今回の騒動で、「人的補償は必要なのか」という声も上がっている。廃止論は今に始まった話ではない。2018年オフ、巨人がFAで広島から丸佳浩選手(34)、西武から炭谷銀仁朗選手(36)を獲った際、人的補償で生え抜きのベテランである長野久義選手(39)、内海哲也投手(41、現・巨人コーチ)が移籍。多数の巨人ファンが悲しみに暮れていた。

「結果的に巨人は連覇を果たしました。しかし、長年チームに貢献し、人気もあった2人の移籍はファンの中でも疑問の声が相次ぎ、批判も絶えなかった。すると、2019年オフに原辰徳監督(当時)が人的補償の撤廃を訴えました。理由は『そうすれば巨人以外のチームももっと参戦するだろうし、選手の権利であるFAは尊重されるべき』という考え方でした」

原監督の発言は巨人ファン以外には素直に受け止められなかったと言っていい。

「巨人はドラフトなど自分たちに不利と感じた制度を有利に改正してきた歴史がある。1993年から上位2人に逆指名制度が適用されたのも、アマチュアの有力選手を人気と資金力のある自軍に引き込むための施策だと思われています。実際、新リーグ結成をちらつかせながら、強引に導入した経緯がありますからね。FA導入も同じでした」

人的補償の撤廃は本当に必要なのか。

「ドラフトの1位指名にウェーバー制度がない日本球界で、FAの人的補償が廃止されれば、戦力の不均衡が起こります。資本主義社会の競争原理を考えれば、資金力の豊富な球団が毎年のようにFAで選手を獲得することは当然ですし、あるべき姿かもしれません。

しかし、プロスポーツの魅力はグラウンド内だけではない。ドラフトで希望球団に行けなかったり、人的補償で移籍したりすると、新たなストーリーが生まれる。ファンの中には、その選手に感情移入してプロ野球を好きになる、興味を持ち続ける人もたくさんいます。選手には申し訳ないですが、プロスポーツには“物語”が必要です。
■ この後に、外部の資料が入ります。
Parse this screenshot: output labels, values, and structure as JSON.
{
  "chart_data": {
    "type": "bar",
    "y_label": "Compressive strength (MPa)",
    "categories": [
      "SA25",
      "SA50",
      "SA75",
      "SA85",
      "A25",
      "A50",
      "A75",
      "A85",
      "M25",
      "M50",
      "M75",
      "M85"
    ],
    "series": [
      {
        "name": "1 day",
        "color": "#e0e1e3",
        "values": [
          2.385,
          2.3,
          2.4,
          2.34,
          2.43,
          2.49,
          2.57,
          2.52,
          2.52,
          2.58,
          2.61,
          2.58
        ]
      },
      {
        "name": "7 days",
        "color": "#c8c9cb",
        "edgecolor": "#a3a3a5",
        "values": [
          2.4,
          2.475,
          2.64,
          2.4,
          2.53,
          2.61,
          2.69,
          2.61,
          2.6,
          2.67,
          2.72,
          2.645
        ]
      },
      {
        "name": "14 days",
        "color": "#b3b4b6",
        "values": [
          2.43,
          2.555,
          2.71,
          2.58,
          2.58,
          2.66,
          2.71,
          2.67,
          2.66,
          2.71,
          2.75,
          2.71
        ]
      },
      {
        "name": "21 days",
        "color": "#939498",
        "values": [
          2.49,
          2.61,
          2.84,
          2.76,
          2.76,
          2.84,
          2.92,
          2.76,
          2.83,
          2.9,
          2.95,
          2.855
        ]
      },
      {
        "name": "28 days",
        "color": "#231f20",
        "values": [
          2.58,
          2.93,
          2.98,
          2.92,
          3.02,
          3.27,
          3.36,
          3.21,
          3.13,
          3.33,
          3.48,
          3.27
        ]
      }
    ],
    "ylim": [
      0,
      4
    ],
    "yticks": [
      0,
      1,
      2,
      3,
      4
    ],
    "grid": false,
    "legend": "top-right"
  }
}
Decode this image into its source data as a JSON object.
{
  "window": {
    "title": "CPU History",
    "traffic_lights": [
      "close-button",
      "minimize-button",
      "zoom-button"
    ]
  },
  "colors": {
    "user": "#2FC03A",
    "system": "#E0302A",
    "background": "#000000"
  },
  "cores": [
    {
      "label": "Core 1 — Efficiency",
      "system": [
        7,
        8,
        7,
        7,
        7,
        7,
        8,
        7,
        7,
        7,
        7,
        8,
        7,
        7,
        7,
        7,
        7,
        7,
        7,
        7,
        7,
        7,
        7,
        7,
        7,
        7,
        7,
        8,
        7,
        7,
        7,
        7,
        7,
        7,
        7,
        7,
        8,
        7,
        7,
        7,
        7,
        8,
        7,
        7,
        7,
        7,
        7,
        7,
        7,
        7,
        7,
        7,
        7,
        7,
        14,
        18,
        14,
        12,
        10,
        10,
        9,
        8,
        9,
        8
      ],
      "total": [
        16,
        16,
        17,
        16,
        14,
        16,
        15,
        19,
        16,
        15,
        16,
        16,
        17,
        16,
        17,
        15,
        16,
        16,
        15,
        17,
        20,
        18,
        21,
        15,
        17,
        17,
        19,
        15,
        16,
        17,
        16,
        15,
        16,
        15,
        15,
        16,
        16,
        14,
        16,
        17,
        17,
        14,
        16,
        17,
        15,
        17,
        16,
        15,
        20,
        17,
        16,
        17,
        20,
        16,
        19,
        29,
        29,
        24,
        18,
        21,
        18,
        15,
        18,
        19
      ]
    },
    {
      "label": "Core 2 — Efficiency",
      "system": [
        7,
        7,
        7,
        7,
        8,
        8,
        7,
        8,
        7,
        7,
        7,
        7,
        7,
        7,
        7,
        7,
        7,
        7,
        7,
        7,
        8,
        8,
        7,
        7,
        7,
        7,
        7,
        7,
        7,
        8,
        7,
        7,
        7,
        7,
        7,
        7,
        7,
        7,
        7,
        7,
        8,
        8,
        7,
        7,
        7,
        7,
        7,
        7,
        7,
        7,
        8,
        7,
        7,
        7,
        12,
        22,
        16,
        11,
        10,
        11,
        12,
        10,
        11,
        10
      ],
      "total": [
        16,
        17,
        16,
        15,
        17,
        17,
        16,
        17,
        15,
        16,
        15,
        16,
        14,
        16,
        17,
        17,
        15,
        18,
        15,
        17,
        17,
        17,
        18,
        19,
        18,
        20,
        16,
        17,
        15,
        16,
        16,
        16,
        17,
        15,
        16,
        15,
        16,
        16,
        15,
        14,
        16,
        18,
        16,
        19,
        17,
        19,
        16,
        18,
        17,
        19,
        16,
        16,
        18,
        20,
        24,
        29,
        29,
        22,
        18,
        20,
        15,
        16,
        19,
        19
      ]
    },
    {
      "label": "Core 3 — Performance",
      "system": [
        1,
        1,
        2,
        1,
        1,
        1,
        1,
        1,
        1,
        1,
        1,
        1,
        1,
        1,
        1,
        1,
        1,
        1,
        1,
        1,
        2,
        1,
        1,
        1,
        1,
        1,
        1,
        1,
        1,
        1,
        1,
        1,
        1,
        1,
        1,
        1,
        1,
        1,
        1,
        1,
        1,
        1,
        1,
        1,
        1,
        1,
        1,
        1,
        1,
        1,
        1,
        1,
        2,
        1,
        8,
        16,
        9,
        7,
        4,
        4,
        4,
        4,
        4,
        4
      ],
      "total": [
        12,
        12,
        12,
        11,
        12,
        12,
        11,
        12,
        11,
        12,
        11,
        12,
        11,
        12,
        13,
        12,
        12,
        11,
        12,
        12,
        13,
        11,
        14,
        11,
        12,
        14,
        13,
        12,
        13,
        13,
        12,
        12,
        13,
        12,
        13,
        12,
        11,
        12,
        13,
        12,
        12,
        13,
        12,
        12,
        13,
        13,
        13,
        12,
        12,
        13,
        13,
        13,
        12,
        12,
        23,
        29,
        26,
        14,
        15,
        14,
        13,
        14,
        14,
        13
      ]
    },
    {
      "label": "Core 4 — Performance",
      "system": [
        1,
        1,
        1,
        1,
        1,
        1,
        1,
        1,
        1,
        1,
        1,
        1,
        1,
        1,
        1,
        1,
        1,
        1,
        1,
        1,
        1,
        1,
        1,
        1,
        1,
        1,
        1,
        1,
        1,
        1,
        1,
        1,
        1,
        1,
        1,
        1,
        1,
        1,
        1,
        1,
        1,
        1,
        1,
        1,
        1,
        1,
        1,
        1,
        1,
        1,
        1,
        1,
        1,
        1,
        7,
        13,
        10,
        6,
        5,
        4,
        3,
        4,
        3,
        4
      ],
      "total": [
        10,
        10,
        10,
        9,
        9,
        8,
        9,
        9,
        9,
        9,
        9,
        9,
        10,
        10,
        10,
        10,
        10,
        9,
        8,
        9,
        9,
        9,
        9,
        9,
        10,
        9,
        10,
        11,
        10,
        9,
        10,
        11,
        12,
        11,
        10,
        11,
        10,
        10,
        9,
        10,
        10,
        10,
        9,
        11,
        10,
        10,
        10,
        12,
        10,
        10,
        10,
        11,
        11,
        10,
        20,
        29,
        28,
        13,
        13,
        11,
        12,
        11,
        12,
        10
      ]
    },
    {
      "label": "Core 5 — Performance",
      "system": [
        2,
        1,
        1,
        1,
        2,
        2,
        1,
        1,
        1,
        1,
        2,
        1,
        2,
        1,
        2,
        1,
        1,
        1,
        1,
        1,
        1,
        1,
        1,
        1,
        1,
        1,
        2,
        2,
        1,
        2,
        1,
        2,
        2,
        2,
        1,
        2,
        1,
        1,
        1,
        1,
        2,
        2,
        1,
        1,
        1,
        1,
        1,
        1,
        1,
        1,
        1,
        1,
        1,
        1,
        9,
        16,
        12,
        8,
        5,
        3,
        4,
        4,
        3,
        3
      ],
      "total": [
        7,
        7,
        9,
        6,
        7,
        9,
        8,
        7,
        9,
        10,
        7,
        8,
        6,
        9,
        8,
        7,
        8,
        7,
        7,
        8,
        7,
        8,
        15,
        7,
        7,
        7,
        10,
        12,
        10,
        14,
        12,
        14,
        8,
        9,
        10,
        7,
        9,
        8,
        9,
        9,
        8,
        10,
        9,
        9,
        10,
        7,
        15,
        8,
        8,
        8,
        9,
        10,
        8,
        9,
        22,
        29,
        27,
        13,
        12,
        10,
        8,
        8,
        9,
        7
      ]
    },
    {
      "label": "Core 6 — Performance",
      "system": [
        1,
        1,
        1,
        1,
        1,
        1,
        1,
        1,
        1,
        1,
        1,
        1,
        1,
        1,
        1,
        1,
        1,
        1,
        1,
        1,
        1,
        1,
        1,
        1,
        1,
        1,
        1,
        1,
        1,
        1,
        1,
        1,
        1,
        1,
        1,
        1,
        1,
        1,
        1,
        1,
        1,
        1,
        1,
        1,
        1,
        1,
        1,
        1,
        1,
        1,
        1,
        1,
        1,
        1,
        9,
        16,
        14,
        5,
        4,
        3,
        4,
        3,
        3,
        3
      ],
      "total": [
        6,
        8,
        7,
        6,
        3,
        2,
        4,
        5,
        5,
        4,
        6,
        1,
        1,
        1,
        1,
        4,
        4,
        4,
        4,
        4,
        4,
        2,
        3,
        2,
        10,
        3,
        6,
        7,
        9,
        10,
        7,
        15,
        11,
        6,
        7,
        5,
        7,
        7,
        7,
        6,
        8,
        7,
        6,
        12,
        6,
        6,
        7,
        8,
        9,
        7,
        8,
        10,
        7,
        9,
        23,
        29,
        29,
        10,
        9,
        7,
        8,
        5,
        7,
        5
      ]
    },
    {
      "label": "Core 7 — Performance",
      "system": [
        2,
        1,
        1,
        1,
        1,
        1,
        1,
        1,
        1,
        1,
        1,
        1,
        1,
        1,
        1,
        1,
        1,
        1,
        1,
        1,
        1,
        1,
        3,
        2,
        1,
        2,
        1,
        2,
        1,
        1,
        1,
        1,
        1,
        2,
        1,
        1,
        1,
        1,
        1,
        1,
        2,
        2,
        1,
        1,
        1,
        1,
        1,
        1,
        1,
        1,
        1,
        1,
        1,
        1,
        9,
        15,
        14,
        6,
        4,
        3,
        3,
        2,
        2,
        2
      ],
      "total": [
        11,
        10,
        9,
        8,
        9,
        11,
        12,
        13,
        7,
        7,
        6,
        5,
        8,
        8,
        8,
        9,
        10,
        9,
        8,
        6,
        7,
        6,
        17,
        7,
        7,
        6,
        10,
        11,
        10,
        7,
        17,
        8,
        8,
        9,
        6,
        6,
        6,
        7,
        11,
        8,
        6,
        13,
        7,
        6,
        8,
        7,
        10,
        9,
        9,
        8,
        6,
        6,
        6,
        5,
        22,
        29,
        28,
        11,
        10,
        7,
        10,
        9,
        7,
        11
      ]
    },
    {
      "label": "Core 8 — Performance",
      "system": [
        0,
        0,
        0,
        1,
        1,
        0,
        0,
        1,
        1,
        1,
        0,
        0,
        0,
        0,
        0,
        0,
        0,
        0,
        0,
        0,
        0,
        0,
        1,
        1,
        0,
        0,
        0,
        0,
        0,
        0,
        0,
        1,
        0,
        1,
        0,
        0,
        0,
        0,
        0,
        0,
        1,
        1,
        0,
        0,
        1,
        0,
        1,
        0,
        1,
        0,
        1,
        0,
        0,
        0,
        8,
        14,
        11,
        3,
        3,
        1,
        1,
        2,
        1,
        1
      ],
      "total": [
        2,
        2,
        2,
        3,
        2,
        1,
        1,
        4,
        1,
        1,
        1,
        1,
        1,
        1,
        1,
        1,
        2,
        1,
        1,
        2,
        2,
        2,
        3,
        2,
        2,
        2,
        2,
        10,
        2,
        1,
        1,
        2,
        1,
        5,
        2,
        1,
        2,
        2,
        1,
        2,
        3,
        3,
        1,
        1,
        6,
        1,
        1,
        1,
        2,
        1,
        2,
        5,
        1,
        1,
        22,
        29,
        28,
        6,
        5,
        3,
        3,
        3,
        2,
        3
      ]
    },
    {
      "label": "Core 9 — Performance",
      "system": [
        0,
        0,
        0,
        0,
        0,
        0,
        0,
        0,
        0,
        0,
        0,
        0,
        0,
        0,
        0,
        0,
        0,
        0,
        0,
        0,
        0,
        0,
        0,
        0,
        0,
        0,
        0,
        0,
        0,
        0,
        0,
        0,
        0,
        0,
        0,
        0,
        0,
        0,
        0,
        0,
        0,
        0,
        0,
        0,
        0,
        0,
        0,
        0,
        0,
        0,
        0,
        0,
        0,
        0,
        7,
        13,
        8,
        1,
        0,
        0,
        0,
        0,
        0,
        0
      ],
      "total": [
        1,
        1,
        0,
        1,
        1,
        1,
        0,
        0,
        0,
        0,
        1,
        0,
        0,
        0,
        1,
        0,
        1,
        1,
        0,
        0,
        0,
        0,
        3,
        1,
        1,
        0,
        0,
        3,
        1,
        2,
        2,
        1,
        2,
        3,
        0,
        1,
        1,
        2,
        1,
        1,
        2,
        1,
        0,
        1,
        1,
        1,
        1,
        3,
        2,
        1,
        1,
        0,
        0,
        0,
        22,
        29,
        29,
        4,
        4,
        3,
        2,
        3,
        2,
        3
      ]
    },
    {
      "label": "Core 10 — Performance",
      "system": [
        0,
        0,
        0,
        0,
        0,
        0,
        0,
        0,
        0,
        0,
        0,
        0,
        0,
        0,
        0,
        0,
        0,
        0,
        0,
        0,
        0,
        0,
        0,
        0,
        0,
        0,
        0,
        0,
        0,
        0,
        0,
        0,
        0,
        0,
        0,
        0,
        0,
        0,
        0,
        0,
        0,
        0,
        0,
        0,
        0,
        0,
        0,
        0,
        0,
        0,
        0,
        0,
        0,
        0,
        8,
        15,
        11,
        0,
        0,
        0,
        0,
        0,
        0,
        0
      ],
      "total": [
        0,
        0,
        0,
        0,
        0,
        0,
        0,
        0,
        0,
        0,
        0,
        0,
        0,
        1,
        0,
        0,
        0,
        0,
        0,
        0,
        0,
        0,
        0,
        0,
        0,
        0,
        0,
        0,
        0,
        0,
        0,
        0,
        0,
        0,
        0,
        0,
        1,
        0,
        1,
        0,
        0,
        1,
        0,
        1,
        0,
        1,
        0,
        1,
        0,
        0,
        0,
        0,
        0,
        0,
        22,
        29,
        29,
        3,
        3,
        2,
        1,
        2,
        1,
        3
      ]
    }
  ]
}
また、戦力の均衡が崩れれば、リーグ自体が衰退するでしょう」

もう1つ忘れてはならない点もある。

「今回はベテランの和田投手の名前が上がりましたが、過去には一岡竜司投手(巨人→広島)や田中正義投手(ソフトバンク→日本ハム)のように開花した例もある。和田投手の件で、人的補償はマイナスのイメージを持たれていると感じましたが、選手にとってチャンスの芽が眠っている制度とも言えます」

西武からソフトバンクに移籍した甲斐野はどんなドラマを見せてくれるか。